|Title||Monitoring surface properties in the Arctic: Unique value of HEO (Molniya) system to complement polar LEO observations for climate|
|Author||Trishchenko, A P|
|Source||Arctic imaging workshop, presentations; 2008, 34 pages|
|Links||Online - En ligne|
|Alt Series||Earth Sciences Sector, Contribution Series 20080282|
|Meeting||Arctic imaging workshop; Copenhagen; DK; August 21, 2008|
|Subjects||geophysics; Nature and Environment; remote sensing; satellites; satellite imagery|
|Illustrations||graphs; plots; images; satellite images|
|Program||Enhancing resilience in a changing climate |
To better understand and quantify the processes of climate change in the Artic requires complex observations that rely substantially on satellite data. Monitoring the surface
properties in the Arctic is one of the high priority directions at the Canada Centre for Remote Sensing (CCRS) (http://www.nrcan-rncan.gc.ca/com/elements/issues/23/arcti-eng.php). This work is based on principles laid out by the GCOS (GCOS-107,
WMT/TD 1338) and CEOS Implementation Plan. So far, this work was mainly based on observations from polar orbiting satellites. The most useful data come from the moderate resolution sensors, such as AVHRR, MERIS and MODIS due to wide coverage and
frequent repeat cycle. The overview of technology and results obtained at CCRS on developing long-term satellite data records over Canada and Arctic circumpolar area will be presented. Analysis of two decades of AVHRR 1-km data and MODIS 250-m data
since 2000 indicates some trends in vegetation index, albedo and snow/ice cover.

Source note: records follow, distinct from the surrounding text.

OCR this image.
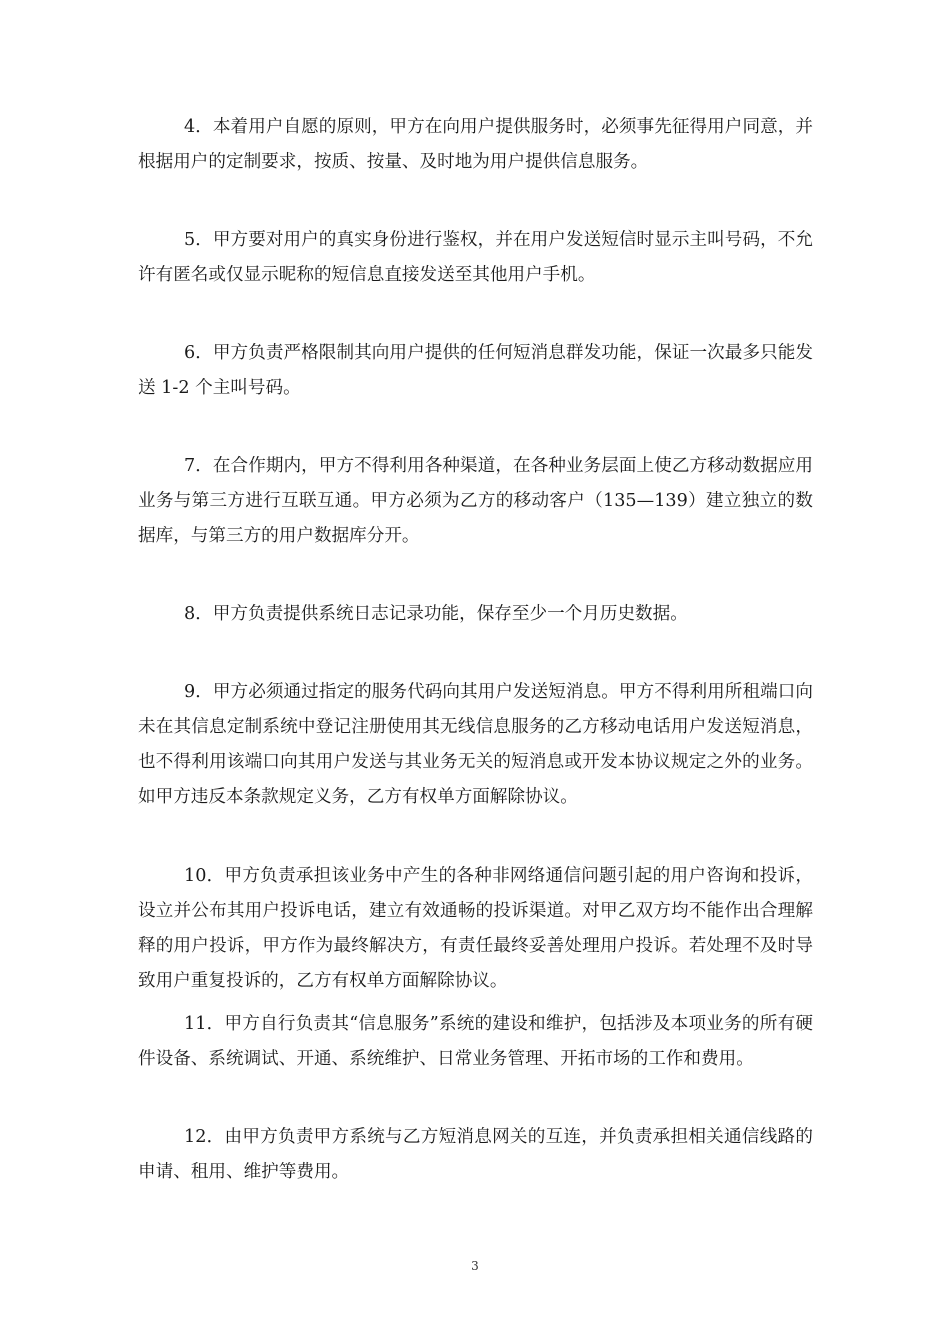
4．本着用户自愿的原则，甲方在向用户提供服务时，必须事先征得用户同意，并根据用户的定制要求，按质、按量、及时地为用户提供信息服务。

5．甲方要对用户的真实身份进行鉴权，并在用户发送短信时显示主叫号码，不允许有匿名或仅显示昵称的短信息直接发送至其他用户手机。

6．甲方负责严格限制其向用户提供的任何短消息群发功能，保证一次最多只能发送 1-2 个主叫号码。

7．在合作期内，甲方不得利用各种渠道，在各种业务层面上使乙方移动数据应用业务与第三方进行互联互通。甲方必须为乙方的移动客户（135—139）建立独立的数据库，与第三方的用户数据库分开。

8．甲方负责提供系统日志记录功能，保存至少一个月历史数据。

9．甲方必须通过指定的服务代码向其用户发送短消息。甲方不得利用所租端口向未在其信息定制系统中登记注册使用其无线信息服务的乙方移动电话用户发送短消息，也不得利用该端口向其用户发送与其业务无关的短消息或开发本协议规定之外的业务。如甲方违反本条款规定义务，乙方有权单方面解除协议。

10．甲方负责承担该业务中产生的各种非网络通信问题引起的用户咨询和投诉，设立并公布其用户投诉电话，建立有效通畅的投诉渠道。对甲乙双方均不能作出合理解释的用户投诉，甲方作为最终解决方，有责任最终妥善处理用户投诉。若处理不及时导致用户重复投诉的，乙方有权单方面解除协议。

11．甲方自行负责其“信息服务”系统的建设和维护，包括涉及本项业务的所有硬件设备、系统调试、开通、系统维护、日常业务管理、开拓市场的工作和费用。

12．由甲方负责甲方系统与乙方短消息网关的互连，并负责承担相关通信线路的申请、租用、维护等费用。

3
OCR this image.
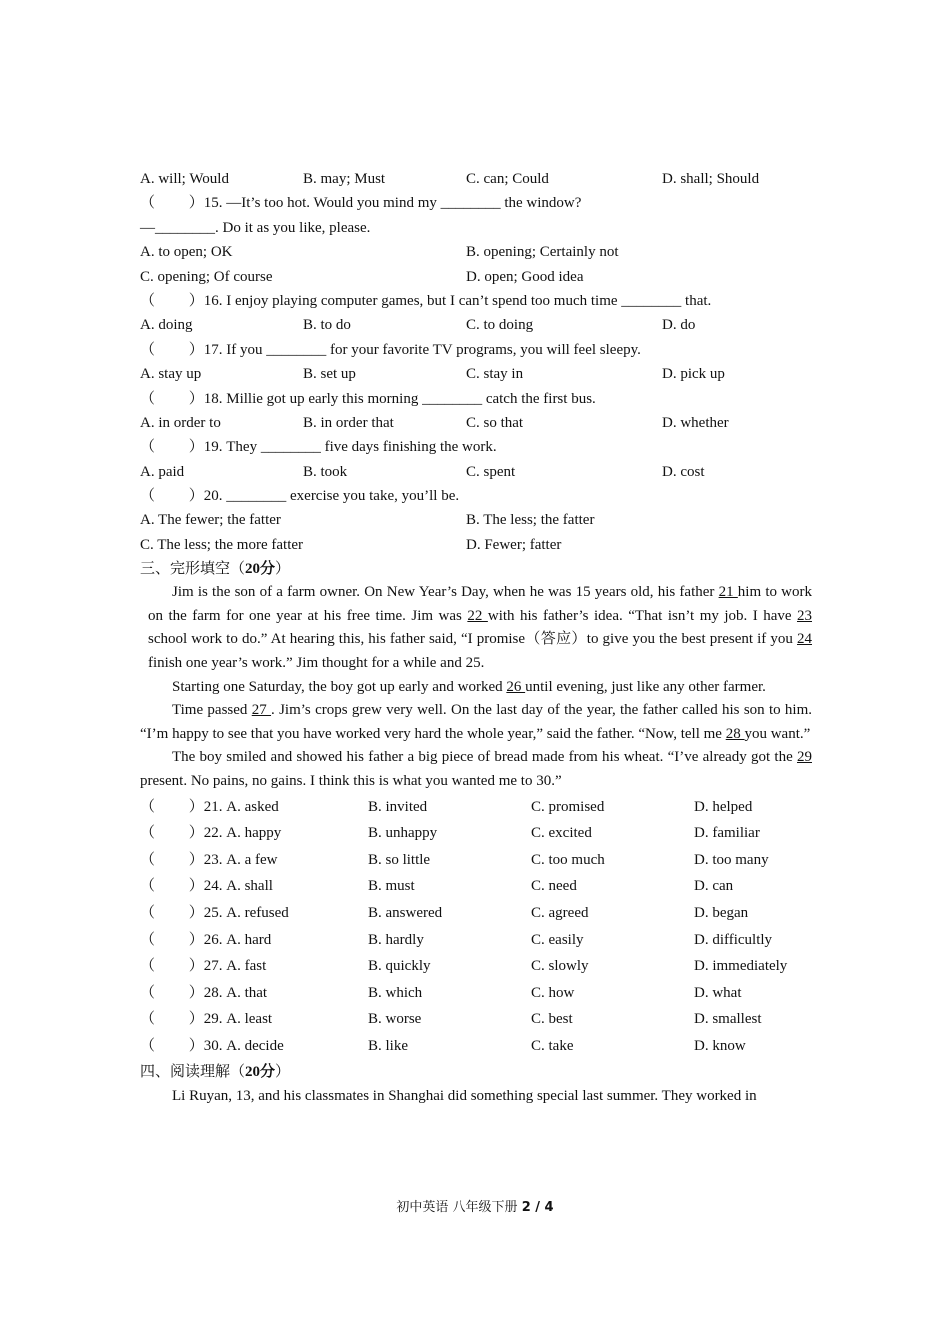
A. will; Would	B. may; Must	C. can; Could	D. shall; Should
（ 　　）15. —It’s too hot. Would you mind my ________ the window?
—________. Do it as you like, please.
A. to open; OK	B. opening; Certainly not
C. opening; Of course	D. open; Good idea
（ 　　）16. I enjoy playing computer games, but I can’t spend too much time ________ that.
A. doing	B. to do	C. to doing	D. do
（ 　　）17. If you ________ for your favorite TV programs, you will feel sleepy.
A. stay up	B. set up	C. stay in	D. pick up
（ 　　）18. Millie got up early this morning ________ catch the first bus.
A. in order to	B. in order that	C. so that	D. whether
（ 　　）19. They ________ five days finishing the work.
A. paid	B. took	C. spent	D. cost
（ 　　）20. ________ exercise you take, you’ll be.
A. The fewer; the fatter	B. The less; the fatter
C. The less; the more fatter	D. Fewer; fatter
三、完形填空（20分）
Jim is the son of a farm owner. On New Year’s Day, when he was 15 years old, his father 21 him to work on the farm for one year at his free time. Jim was 22 with his father’s idea. “That isn’t my job. I have 23 school work to do.” At hearing this, his father said, “I promise（答应）to give you the best present if you 24 finish one year’s work.” Jim thought for a while and 25.
Starting one Saturday, the boy got up early and worked 26 until evening, just like any other farmer.
Time passed 27 . Jim’s crops grew very well. On the last day of the year, the father called his son to him. “I’m happy to see that you have worked very hard the whole year,” said the father. “Now, tell me 28 you want.”
The boy smiled and showed his father a big piece of bread made from his wheat. “I’ve already got the 29 present. No pains, no gains. I think this is what you wanted me to 30.”
（ 　　）21. A. asked	B. invited	C. promised	D. helped
（ 　　）22. A. happy	B. unhappy	C. excited	D. familiar
（ 　　）23. A. a few	B. so little	C. too much	D. too many
（ 　　）24. A. shall	B. must	C. need	D. can
（ 　　）25. A. refused	B. answered	C. agreed	D. began
（ 　　）26. A. hard	B. hardly	C. easily	D. difficultly
（ 　　）27. A. fast	B. quickly	C. slowly	D. immediately
（ 　　）28. A. that	B. which	C. how	D. what
（ 　　）29. A. least	B. worse	C. best	D. smallest
（ 　　）30. A. decide	B. like	C. take	D. know
四、阅读理解（20分）
Li Ruyan, 13, and his classmates in Shanghai did something special last summer. They worked in
初中英语 八年级下册 2 / 4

Several parameters, such as surface radiation budget, snow and ice cover dynamics, surface bi-directional reflectance distribution function (BRDF), aerosol
retrievals and atmospheric correction, require observations at higher temporal resolution and/or variable viewing geometry that cannot be achieved from the Low Earth Orbiting (LEO) polar satellite systems. The Highly Elliptical Orbiting (HEO) system
based on 12-hour Molniya orbit represents a unique opportunity to address this issue. Nearly continuous temporal coverage of Arctic Circle can be achieved from two properly synchronized Molniya-type orbits. An analysis of space time-viewing geometry
sampling and stereo-imaging capabilities for characterization of surface properties, BRDF and surface radiation budgets will be presented. Examples of synthetic images will be shown to demonstrate and better understand the image acquisition issues
associated with variable altitude and spacecraft rotation inherent to highly elliptical Molniya-type orbit. This type of observations is currently planned as part of the Polar Communications and Weather (PCW) mission initiated by the Canadian Space
Agency (CSA) with support from several other government departments.
This study is conducted at the Canada Centre for Remote Sensing (CCRS), Earth Sciences Sector of the Department of Natural Resources Canada as part of the Project J35 of the
Program on "Enhancing Resilience in a Changing Climate".